— Сколько, по-вашему, займет путешествие? — спросил Питер.
— Несколько часов, не больше.
— А у вас, случайно, нет подвесного мотора? — с надеждой спросил Саймон.
— Нет, но я могу сделать парус из лунного желе и дать вам попутный ветер в помощь, годится?
— Еще бы, — сказал Питер. — Знаете, это, кажется, будет почти такое же увлекательное приключение, как и нападение на замок василисков.
— Смотри не сглазь, — предостерег Попугай. — Оборотни — типы весьма опасные.
— Вы не поедете! — вдруг взвизгнула Дульчибелла. — Вы не поедете к оборотням! Я вас не пущу! Я буду дуться! Я подам в отставку! Я впаду в спячку! Я буду визжать, я буду кричать! Я ни за что, ни за что, никогда, никогда не буду с вами разговаривать, вот вам!
Тут она расплакалась и задернула все занавески в своей клетке. Пенелопа подошла поближе, чтобы поговорить с ней.
— Дульчибелла, дорогая, — сказала она, — мы знаем, какого ты высокого мнения о Попугае. Мы — тоже, и мы не стали бы просить его ехать с нами, если бы можно было обойтись без него, пойми. Но я обещаю, если ты его отпустишь, проследить, чтобы он не рисковал сам, а предоставил более опасную работу моим кузенам и мне.
— Ну, если так… — Дульчибелла приподняла край занавески и вытерла им глаза. — Если ты обещаешь присматривать за ним…
— Обещаю, — повторила Пенелопа.
— А теперь, если вы окончили свои женские разговоры, — от смущения громко объявил Попугай, — может быть, продолжим обсуждение похода?
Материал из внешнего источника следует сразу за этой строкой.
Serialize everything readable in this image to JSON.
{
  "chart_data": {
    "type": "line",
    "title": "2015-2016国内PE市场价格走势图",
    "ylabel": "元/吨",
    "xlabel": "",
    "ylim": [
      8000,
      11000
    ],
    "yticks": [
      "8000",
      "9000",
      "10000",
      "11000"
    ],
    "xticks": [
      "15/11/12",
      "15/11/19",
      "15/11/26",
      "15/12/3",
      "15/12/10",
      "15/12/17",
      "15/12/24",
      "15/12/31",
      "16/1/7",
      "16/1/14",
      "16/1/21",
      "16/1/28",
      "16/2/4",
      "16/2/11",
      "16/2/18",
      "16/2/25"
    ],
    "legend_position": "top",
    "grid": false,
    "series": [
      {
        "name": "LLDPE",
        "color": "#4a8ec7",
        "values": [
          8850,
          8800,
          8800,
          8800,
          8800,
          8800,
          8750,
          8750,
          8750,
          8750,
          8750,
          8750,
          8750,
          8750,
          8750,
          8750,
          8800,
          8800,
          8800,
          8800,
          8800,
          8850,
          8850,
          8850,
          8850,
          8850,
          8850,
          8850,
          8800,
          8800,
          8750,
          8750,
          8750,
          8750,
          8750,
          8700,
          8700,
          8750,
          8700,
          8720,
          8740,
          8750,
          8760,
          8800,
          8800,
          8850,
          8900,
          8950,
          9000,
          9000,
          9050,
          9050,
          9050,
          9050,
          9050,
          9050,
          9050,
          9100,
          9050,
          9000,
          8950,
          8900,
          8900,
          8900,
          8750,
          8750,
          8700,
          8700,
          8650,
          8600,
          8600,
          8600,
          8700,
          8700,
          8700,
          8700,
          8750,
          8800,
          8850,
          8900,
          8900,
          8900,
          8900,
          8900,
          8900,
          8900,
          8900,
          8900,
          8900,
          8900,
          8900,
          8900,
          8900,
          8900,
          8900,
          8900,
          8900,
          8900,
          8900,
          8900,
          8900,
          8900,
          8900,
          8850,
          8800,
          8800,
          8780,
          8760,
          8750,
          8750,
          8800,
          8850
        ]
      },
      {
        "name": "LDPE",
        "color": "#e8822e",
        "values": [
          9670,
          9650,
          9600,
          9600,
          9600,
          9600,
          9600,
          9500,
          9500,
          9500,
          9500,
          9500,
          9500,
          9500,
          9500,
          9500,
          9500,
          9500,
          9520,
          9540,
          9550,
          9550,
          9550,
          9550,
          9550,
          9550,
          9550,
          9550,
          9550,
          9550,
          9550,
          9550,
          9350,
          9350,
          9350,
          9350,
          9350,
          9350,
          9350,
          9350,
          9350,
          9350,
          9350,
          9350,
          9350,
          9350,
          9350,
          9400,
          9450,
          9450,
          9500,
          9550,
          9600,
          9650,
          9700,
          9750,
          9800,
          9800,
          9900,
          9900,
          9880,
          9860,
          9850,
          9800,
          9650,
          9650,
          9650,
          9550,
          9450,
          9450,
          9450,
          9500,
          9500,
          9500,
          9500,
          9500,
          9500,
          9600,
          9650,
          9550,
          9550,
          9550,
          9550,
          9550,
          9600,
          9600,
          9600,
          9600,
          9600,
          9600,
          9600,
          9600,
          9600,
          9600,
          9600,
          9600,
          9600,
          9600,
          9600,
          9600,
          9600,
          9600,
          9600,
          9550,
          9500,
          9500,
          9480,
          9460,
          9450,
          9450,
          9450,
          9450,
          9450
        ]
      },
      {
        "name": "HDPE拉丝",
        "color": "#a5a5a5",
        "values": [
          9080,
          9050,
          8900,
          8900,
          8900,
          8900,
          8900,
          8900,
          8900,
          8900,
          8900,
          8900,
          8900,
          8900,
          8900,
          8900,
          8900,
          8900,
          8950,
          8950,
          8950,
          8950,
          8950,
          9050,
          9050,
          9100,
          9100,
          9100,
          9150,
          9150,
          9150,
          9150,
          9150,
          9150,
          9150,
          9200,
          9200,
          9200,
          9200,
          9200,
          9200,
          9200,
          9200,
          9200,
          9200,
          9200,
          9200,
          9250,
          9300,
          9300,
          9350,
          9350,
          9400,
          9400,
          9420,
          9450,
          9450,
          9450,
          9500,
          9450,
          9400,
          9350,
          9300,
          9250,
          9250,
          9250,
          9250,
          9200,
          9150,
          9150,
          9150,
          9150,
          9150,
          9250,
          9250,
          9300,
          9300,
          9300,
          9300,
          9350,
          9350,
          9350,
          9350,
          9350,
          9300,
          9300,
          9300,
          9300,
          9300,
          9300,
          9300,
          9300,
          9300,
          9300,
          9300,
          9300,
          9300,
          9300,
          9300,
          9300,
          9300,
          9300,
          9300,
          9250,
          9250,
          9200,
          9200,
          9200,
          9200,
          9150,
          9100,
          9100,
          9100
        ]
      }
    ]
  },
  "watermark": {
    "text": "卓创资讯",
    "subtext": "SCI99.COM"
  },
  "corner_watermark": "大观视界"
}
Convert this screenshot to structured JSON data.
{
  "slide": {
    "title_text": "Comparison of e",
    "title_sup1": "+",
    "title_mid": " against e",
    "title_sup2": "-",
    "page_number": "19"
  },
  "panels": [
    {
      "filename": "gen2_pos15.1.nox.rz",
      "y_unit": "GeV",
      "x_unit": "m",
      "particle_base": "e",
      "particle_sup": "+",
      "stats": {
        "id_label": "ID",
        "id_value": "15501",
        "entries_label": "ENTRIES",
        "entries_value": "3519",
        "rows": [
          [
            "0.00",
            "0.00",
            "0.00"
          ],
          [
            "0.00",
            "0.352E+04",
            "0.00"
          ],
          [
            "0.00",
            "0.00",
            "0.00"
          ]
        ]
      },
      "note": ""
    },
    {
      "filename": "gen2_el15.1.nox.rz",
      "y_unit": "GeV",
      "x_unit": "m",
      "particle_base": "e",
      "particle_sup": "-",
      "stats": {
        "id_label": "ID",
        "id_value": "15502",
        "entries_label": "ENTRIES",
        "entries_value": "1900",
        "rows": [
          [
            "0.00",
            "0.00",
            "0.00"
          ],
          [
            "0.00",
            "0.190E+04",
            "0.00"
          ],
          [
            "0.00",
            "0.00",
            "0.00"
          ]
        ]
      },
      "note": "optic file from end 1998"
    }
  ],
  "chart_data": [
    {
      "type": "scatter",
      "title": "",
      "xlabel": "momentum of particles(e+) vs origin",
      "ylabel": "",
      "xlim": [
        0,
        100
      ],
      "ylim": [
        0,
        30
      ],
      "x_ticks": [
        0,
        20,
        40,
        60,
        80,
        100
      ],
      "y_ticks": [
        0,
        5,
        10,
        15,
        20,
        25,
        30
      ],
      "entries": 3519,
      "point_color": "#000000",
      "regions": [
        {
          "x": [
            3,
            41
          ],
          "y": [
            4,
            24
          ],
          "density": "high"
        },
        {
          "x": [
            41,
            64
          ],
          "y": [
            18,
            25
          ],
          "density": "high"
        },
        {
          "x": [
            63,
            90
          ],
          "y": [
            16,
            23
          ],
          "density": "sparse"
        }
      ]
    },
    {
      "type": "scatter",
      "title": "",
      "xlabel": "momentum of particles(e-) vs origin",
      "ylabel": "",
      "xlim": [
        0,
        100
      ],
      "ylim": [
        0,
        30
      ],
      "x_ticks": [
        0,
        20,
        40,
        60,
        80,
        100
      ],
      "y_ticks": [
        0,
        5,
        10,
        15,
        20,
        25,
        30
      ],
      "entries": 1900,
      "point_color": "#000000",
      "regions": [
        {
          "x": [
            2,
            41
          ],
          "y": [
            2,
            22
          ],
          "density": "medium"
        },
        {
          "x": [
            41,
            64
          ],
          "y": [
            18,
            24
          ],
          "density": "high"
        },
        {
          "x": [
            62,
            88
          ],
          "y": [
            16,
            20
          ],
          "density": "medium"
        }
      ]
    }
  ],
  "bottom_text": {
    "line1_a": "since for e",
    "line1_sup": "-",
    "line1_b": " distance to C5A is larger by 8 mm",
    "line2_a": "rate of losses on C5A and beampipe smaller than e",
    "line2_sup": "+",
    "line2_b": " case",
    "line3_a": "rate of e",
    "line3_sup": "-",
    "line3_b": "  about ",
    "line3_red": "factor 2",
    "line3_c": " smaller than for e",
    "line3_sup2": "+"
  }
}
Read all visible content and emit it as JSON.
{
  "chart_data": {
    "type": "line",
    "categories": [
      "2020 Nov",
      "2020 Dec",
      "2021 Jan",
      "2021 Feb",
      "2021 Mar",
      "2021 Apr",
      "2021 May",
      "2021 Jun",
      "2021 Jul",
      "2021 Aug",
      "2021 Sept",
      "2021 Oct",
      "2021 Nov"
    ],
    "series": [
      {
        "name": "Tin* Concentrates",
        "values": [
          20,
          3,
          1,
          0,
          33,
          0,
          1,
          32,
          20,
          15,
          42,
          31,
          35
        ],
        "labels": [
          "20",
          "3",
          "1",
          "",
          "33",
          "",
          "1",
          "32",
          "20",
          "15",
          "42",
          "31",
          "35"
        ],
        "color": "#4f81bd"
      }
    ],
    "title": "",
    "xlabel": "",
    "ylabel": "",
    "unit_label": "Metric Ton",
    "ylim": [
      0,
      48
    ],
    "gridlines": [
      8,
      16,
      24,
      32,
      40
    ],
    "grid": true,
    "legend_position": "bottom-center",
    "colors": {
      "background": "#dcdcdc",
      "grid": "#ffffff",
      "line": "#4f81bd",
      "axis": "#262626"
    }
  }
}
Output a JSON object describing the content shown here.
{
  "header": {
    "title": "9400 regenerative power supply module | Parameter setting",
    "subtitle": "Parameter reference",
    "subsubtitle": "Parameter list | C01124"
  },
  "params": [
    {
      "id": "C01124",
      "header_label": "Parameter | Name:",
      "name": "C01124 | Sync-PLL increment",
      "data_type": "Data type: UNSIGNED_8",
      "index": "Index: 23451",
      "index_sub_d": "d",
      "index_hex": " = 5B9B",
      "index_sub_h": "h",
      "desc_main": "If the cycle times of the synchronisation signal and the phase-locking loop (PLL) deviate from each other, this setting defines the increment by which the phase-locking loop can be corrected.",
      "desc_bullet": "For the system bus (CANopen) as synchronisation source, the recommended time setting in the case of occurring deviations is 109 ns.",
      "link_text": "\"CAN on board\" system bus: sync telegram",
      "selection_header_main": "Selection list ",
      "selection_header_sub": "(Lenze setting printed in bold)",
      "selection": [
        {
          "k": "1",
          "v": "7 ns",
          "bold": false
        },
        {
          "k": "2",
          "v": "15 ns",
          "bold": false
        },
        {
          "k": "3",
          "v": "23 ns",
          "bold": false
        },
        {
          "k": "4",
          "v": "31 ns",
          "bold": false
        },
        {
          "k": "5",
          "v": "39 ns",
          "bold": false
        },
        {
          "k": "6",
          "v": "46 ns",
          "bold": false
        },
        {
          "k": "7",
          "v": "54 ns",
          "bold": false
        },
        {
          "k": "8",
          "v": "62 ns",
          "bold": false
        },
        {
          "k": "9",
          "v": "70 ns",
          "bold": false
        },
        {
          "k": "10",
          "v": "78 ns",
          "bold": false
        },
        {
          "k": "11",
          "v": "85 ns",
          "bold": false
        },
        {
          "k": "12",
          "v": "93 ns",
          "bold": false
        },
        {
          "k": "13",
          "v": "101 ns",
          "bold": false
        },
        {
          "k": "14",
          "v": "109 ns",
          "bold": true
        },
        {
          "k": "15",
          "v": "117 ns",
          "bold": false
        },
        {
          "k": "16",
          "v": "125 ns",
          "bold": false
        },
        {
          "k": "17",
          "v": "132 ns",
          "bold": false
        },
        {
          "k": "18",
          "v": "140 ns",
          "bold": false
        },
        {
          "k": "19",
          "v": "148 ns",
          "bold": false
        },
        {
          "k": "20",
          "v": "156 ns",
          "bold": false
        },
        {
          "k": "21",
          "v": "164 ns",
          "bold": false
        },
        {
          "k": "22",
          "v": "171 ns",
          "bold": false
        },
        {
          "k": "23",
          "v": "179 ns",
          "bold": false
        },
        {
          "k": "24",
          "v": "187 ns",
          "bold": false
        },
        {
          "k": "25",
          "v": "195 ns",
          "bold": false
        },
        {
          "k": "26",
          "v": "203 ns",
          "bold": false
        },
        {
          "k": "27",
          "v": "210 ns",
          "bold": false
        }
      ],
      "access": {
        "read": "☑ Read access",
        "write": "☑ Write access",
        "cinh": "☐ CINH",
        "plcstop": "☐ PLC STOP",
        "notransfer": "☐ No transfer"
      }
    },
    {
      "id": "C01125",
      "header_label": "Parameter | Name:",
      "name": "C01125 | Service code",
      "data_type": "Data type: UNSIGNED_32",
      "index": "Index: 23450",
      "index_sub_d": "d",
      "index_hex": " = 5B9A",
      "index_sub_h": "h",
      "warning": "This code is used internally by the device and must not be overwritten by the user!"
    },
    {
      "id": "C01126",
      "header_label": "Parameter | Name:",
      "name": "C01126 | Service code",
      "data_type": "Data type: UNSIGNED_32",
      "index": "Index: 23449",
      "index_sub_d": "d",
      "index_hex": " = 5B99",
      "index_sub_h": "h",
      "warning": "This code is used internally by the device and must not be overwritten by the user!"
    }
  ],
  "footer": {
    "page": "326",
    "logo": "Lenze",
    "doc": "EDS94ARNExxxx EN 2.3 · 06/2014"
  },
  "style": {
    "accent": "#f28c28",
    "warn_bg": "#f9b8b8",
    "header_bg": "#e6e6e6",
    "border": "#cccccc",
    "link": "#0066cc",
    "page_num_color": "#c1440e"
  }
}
— Я думаю, — сказал Саймон, производивший какие-то расчеты на клочке бумаги, — я думаю, что, если Ха-Ха обеспечит нам завтра на рассвете ветер в четыре узла, мы в случае удачи достигнем Оборотневого острова к трем тридцати дня. А это означает, что мы соберем руту и, проплыв всю ночь, вернемся сюда послезавтра на рассвете.
— Ты думаешь, вы сумеете обернуться? — с сомнением спросил волшебник. — Вы ни в коем случае не должны высаживаться на остров ночью, оборотни ночью опаснее всего.
— Дайте только нам ровный ветер, — сказал Саймон, — и мы сумеем.
— За ветром дело не станет, — проговорил Ха-Ха. — Скажите мне направление и силу ветра, и я запущу его — ничего нет проще.
— Возьмите с собой таблетки от морской болезни! — неожиданно прокричала Дульчибелла.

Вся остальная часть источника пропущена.